Valluga Reisetagebuch (Tag 4) – Sonne, Kunsthandwerk und ein letzter Genussmoment

von Daniela Fussy 25.03.2026

St. Anton: Zwischen Tradition, Stil und internationalem Flair

Der letzte Tag ist angebrochen und St. Anton hat sich nochmal von seiner glanzvollsten Seite gezeigt. Strahlend blauer Himmel und die Sonne, die die Pisten zum Glitzern bringt.

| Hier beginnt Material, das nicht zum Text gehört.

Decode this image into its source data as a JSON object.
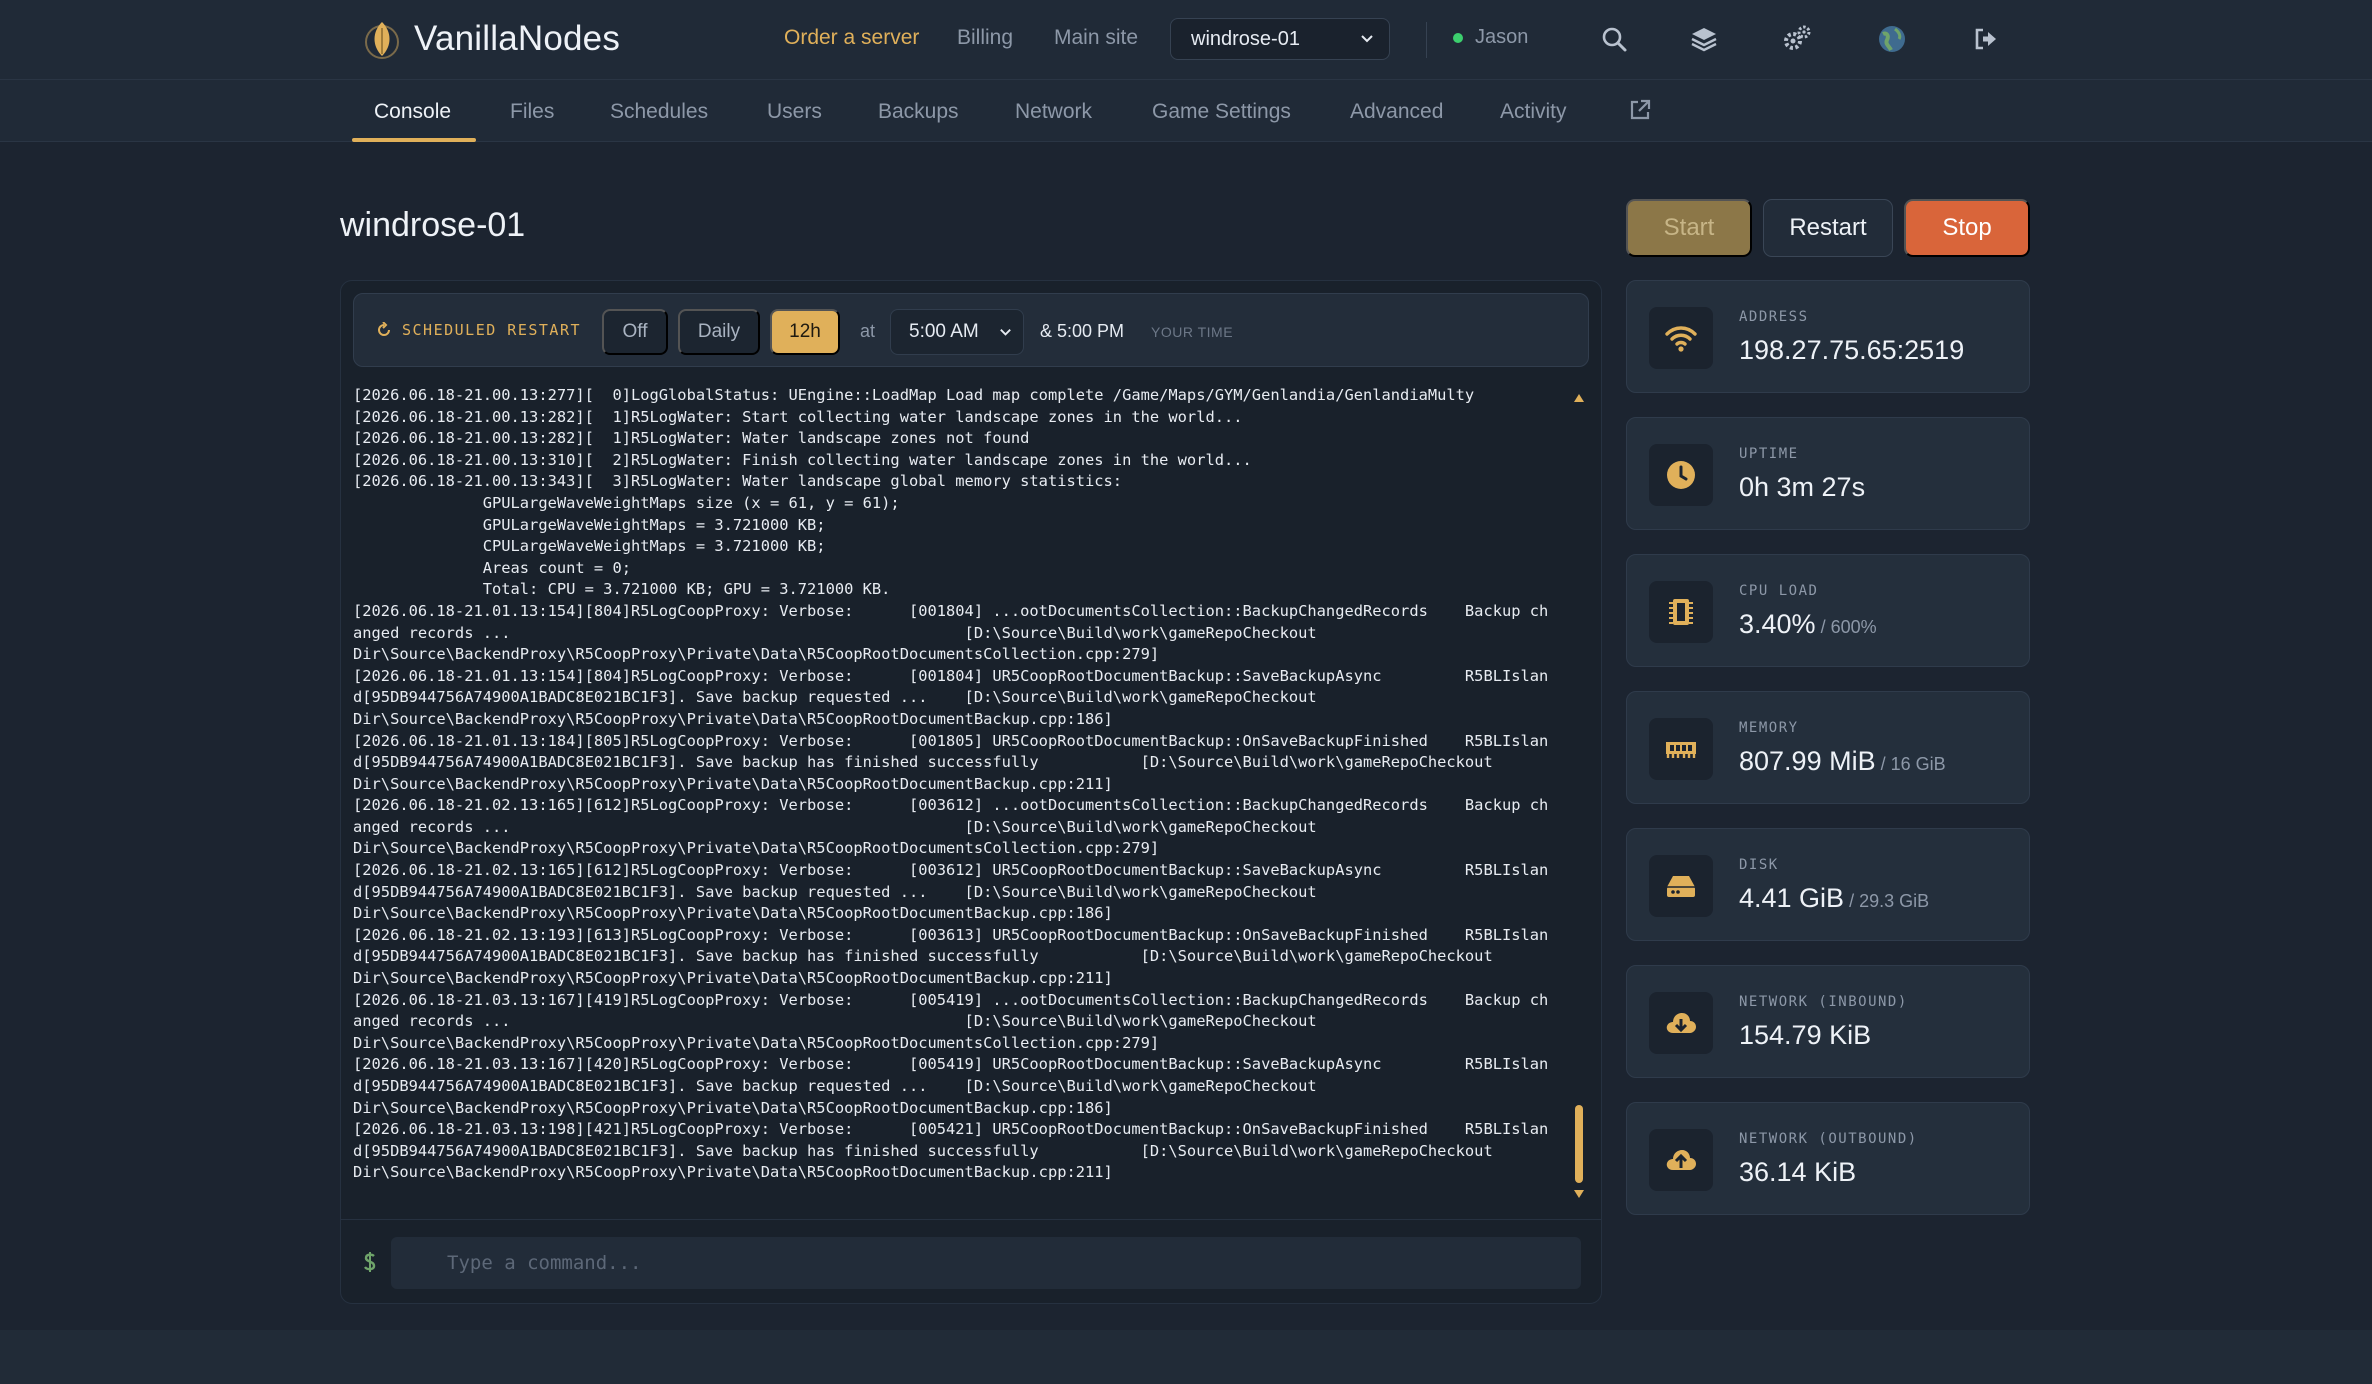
{
  "brand": {
    "name": "VanillaNodes"
  },
  "nav": {
    "order": "Order a server",
    "billing": "Billing",
    "main_site": "Main site",
    "server_select": "windrose-01",
    "user": "Jason"
  },
  "tabs": [
    "Console",
    "Files",
    "Schedules",
    "Users",
    "Backups",
    "Network",
    "Game Settings",
    "Advanced",
    "Activity"
  ],
  "page": {
    "title": "windrose-01"
  },
  "power": {
    "start": "Start",
    "restart": "Restart",
    "stop": "Stop"
  },
  "scheduled_restart": {
    "label": "SCHEDULED RESTART",
    "options": [
      "Off",
      "Daily",
      "12h"
    ],
    "selected": "12h",
    "at": "at",
    "time": "5:00 AM",
    "second_time": "& 5:00 PM",
    "your_time": "YOUR TIME"
  },
  "console": {
    "lines": [
      "[2026.06.18-21.00.13:277][  0]LogGlobalStatus: UEngine::LoadMap Load map complete /Game/Maps/GYM/Genlandia/GenlandiaMulty",
      "[2026.06.18-21.00.13:282][  1]R5LogWater: Start collecting water landscape zones in the world...",
      "[2026.06.18-21.00.13:282][  1]R5LogWater: Water landscape zones not found",
      "[2026.06.18-21.00.13:310][  2]R5LogWater: Finish collecting water landscape zones in the world...",
      "[2026.06.18-21.00.13:343][  3]R5LogWater: Water landscape global memory statistics:",
      "              GPULargeWaveWeightMaps size (x = 61, y = 61);",
      "              GPULargeWaveWeightMaps = 3.721000 KB;",
      "              CPULargeWaveWeightMaps = 3.721000 KB;",
      "              Areas count = 0;",
      "              Total: CPU = 3.721000 KB; GPU = 3.721000 KB.",
      "[2026.06.18-21.01.13:154][804]R5LogCoopProxy: Verbose:      [001804] ...ootDocumentsCollection::BackupChangedRecords    Backup ch",
      "anged records ...                                                 [D:\\Source\\Build\\work\\gameRepoCheckout",
      "Dir\\Source\\BackendProxy\\R5CoopProxy\\Private\\Data\\R5CoopRootDocumentsCollection.cpp:279]",
      "[2026.06.18-21.01.13:154][804]R5LogCoopProxy: Verbose:      [001804] UR5CoopRootDocumentBackup::SaveBackupAsync         R5BLIslan",
      "d[95DB944756A74900A1BADC8E021BC1F3]. Save backup requested ...    [D:\\Source\\Build\\work\\gameRepoCheckout",
      "Dir\\Source\\BackendProxy\\R5CoopProxy\\Private\\Data\\R5CoopRootDocumentBackup.cpp:186]",
      "[2026.06.18-21.01.13:184][805]R5LogCoopProxy: Verbose:      [001805] UR5CoopRootDocumentBackup::OnSaveBackupFinished    R5BLIslan",
      "d[95DB944756A74900A1BADC8E021BC1F3]. Save backup has finished successfully           [D:\\Source\\Build\\work\\gameRepoCheckout",
      "Dir\\Source\\BackendProxy\\R5CoopProxy\\Private\\Data\\R5CoopRootDocumentBackup.cpp:211]",
      "[2026.06.18-21.02.13:165][612]R5LogCoopProxy: Verbose:      [003612] ...ootDocumentsCollection::BackupChangedRecords    Backup ch",
      "anged records ...                                                 [D:\\Source\\Build\\work\\gameRepoCheckout",
      "Dir\\Source\\BackendProxy\\R5CoopProxy\\Private\\Data\\R5CoopRootDocumentsCollection.cpp:279]",
      "[2026.06.18-21.02.13:165][612]R5LogCoopProxy: Verbose:      [003612] UR5CoopRootDocumentBackup::SaveBackupAsync         R5BLIslan",
      "d[95DB944756A74900A1BADC8E021BC1F3]. Save backup requested ...    [D:\\Source\\Build\\work\\gameRepoCheckout",
      "Dir\\Source\\BackendProxy\\R5CoopProxy\\Private\\Data\\R5CoopRootDocumentBackup.cpp:186]",
      "[2026.06.18-21.02.13:193][613]R5LogCoopProxy: Verbose:      [003613] UR5CoopRootDocumentBackup::OnSaveBackupFinished    R5BLIslan",
      "d[95DB944756A74900A1BADC8E021BC1F3]. Save backup has finished successfully           [D:\\Source\\Build\\work\\gameRepoCheckout",
      "Dir\\Source\\BackendProxy\\R5CoopProxy\\Private\\Data\\R5CoopRootDocumentBackup.cpp:211]",
      "[2026.06.18-21.03.13:167][419]R5LogCoopProxy: Verbose:      [005419] ...ootDocumentsCollection::BackupChangedRecords    Backup ch",
      "anged records ...                                                 [D:\\Source\\Build\\work\\gameRepoCheckout",
      "Dir\\Source\\BackendProxy\\R5CoopProxy\\Private\\Data\\R5CoopRootDocumentsCollection.cpp:279]",
      "[2026.06.18-21.03.13:167][420]R5LogCoopProxy: Verbose:      [005419] UR5CoopRootDocumentBackup::SaveBackupAsync         R5BLIslan",
      "d[95DB944756A74900A1BADC8E021BC1F3]. Save backup requested ...    [D:\\Source\\Build\\work\\gameRepoCheckout",
      "Dir\\Source\\BackendProxy\\R5CoopProxy\\Private\\Data\\R5CoopRootDocumentBackup.cpp:186]",
      "[2026.06.18-21.03.13:198][421]R5LogCoopProxy: Verbose:      [005421] UR5CoopRootDocumentBackup::OnSaveBackupFinished    R5BLIslan",
      "d[95DB944756A74900A1BADC8E021BC1F3]. Save backup has finished successfully           [D:\\Source\\Build\\work\\gameRepoCheckout",
      "Dir\\Source\\BackendProxy\\R5CoopProxy\\Private\\Data\\R5CoopRootDocumentBackup.cpp:211]"
    ],
    "command_placeholder": "Type a command..."
  },
  "stats": {
    "address": {
      "label": "ADDRESS",
      "value": "198.27.75.65:2519",
      "icon": "wifi-icon"
    },
    "uptime": {
      "label": "UPTIME",
      "value": "0h 3m 27s",
      "icon": "clock-icon"
    },
    "cpu": {
      "label": "CPU LOAD",
      "value": "3.40%",
      "sub": " / 600%",
      "icon": "cpu-icon"
    },
    "memory": {
      "label": "MEMORY",
      "value": "807.99 MiB",
      "sub": " / 16 GiB",
      "icon": "memory-icon"
    },
    "disk": {
      "label": "DISK",
      "value": "4.41 GiB",
      "sub": " / 29.3 GiB",
      "icon": "disk-icon"
    },
    "net_in": {
      "label": "NETWORK (INBOUND)",
      "value": "154.79 KiB",
      "icon": "cloud-download-icon"
    },
    "net_out": {
      "label": "NETWORK (OUTBOUND)",
      "value": "36.14 KiB",
      "icon": "cloud-upload-icon"
    }
  },
  "colors": {
    "accent": "#e0b05a",
    "stop": "#d9653a",
    "online": "#3ccf6e",
    "background": "#1c2430"
  }
}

St. Anton am Arlberg ist einer dieser Orte, die eine ganz eigene Wirkung entfalten. Eingebettet in die Tiroler Bergwelt wirkt der Ort zugleich traditionsbewusst und international. Auf der einen Seite sieht man klassische Häuser mit alpinem Charakter, auf der anderen Seite elegante Hotels, Restaurants und Geschäfte, die dem Ort ein stilvolles und lebendiges Flair verleihen. Gerade diese Mischung macht St. Anton für mich so interessant. Es fällt direkt auf, wie harmonisch sich die winterlich verschneite Landschaft mit dem belebten Ortskern verbindet. Die klare Luft, die schneebedeckten Dächer und der Blick auf die umliegenden Berge sorgen sofort für eine entschleunigte Stimmung. Obwohl St. Anton vor allem für Wintersport bekannt ist, merkt man schnell, dass der Ort auch abseits der Skipisten viel Charme besitzt.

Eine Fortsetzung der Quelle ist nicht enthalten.